Russia and Ukraine accuse each other of blowing up Russian gas pumping station

By Andrew Osborn and Dmitry Antonov

MOSCOW (Reuters) – Russia and Ukraine accused each other on Friday of blowing up a Russian gas pumping station in a border area where Ukrainian troops have been retreating, amid talks over a proposed U.S.-backed moratorium on attacks on energy infrastructure.

Video footage showed a blaze at the Sudzha facility, which is located inside Russia several hundred metres from the Ukrainian border.

It is inside a pocket of Russian territory that had been captured by Ukrainian forces last year, but which Moscow has mostly recovered in heavy fighting in recent weeks. Russian troops pushed Ukrainian forces out of the nearby town of Sudzha last week.

Russia’s defence ministry said Ukraine’s troops had left the pumping station and blown it up in their retreat. Moscow described this as a violation of the moratorium on attacks on energy infrastructure, which it said it has abided by since a phone call between President Vladimir Putin and U.S. President Donald Trump on Tuesday.

Kyiv said Russian forces had blown up the facility themselves as a provocation, describing Russia’s accusations as fake.

Putin agreed to the pause in attacks on energy facilities during his phone call with Trump, when Putin rejected a proposal for a more comprehensive 30-day ceasefire. Kyiv says it is prepared to accept the proposal if hammered out formally in talks.

Russia’s Investigative Committee, which probes serious crimes, said it had opened a criminal case over what it called “an act of terrorism” which had done “significant damage” to the gas transit facility, which once took Russian gas to Europe.

The Ukrainian military accused Russian forces of shelling it with artillery in a false flag “provocation”.

“The Russians continue to produce numerous fakes and seek to mislead the international community,” the Ukrainian army General Staff said in a statement.

Andriy Yermak, the Ukrainian president’s chief-of-staff, said: “Russian attempts to deceive everyone and pretend that they are ‘adhering to the ceasefire’ will not work, as the fake (news) about the strikes on the gas station will not work.”

Kremlin spokesman Dmitry Peskov said the idea that Russia would destroy its own energy infrastructure was “absurd.”

Reuters could not independently verify the accounts of the situation at the plant or the cause of the blast.

Peskov said earlier on Friday that Putin’s order for Russian forces to temporarily halt attacks on energy infrastructure in Ukraine remained in force, and the Sudzha explosion showed Ukraine could not be trusted to keep its word.

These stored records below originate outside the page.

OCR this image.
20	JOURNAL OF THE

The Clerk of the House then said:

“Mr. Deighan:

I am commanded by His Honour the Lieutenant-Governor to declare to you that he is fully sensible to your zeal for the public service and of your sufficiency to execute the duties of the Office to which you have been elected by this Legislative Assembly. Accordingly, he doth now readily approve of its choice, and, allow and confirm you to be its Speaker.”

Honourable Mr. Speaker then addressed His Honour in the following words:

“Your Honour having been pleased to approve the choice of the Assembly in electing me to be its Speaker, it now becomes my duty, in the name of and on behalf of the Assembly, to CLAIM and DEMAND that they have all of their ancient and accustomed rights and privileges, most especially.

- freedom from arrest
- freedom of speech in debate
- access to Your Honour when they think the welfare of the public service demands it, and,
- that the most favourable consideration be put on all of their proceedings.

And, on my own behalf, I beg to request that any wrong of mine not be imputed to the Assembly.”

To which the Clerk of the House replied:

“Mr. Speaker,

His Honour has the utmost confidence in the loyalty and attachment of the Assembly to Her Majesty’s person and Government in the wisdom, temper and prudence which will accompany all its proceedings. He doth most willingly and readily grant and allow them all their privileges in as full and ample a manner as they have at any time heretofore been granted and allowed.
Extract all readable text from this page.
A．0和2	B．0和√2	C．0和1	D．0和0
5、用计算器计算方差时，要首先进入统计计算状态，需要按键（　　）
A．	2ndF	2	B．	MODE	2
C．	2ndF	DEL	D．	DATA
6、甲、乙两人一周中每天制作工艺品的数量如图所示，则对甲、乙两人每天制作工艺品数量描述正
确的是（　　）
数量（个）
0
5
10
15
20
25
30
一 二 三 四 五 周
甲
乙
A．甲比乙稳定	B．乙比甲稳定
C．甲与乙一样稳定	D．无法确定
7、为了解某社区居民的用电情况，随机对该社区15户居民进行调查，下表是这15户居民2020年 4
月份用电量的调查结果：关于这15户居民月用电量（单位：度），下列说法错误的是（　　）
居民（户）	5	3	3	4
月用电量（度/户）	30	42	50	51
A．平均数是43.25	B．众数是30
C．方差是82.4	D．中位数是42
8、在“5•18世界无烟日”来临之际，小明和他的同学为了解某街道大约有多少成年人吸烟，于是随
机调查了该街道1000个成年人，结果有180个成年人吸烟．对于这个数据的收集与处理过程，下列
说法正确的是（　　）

Separately, a new explosion rocked an oil depot in Russia’s southern Krasnodar region on Friday where firefighters had been trying to extinguish a blaze that had broken out on Tuesday after a Ukrainian drone attack hours after Putin spoke to Trump.

“During the extinguishing process, due to depressurisation of the burning tank, there was an explosion of oil products and release of burning oil,” Russian regional authorities said on the Telegram messaging app.

The fire spread to another tank, and the fire area increased to 10,000 sq metres (108,000 sq feet), they added – more than twice the original size of the blaze. More than 450 firefighters were trying to tackle it, and two had been injured.

Russia has pounded Ukraine’s energy grid throughout the war, causing frequent blackouts affecting civilians and industry, arguing that civilian infrastructure is a legitimate target because it helps Ukraine’s war effort.

More recently, Kyiv has also been launching attacks on Russian oil and gas targets, which it says provide fuel for Moscow’s forces in Ukraine and funds Russia’s military.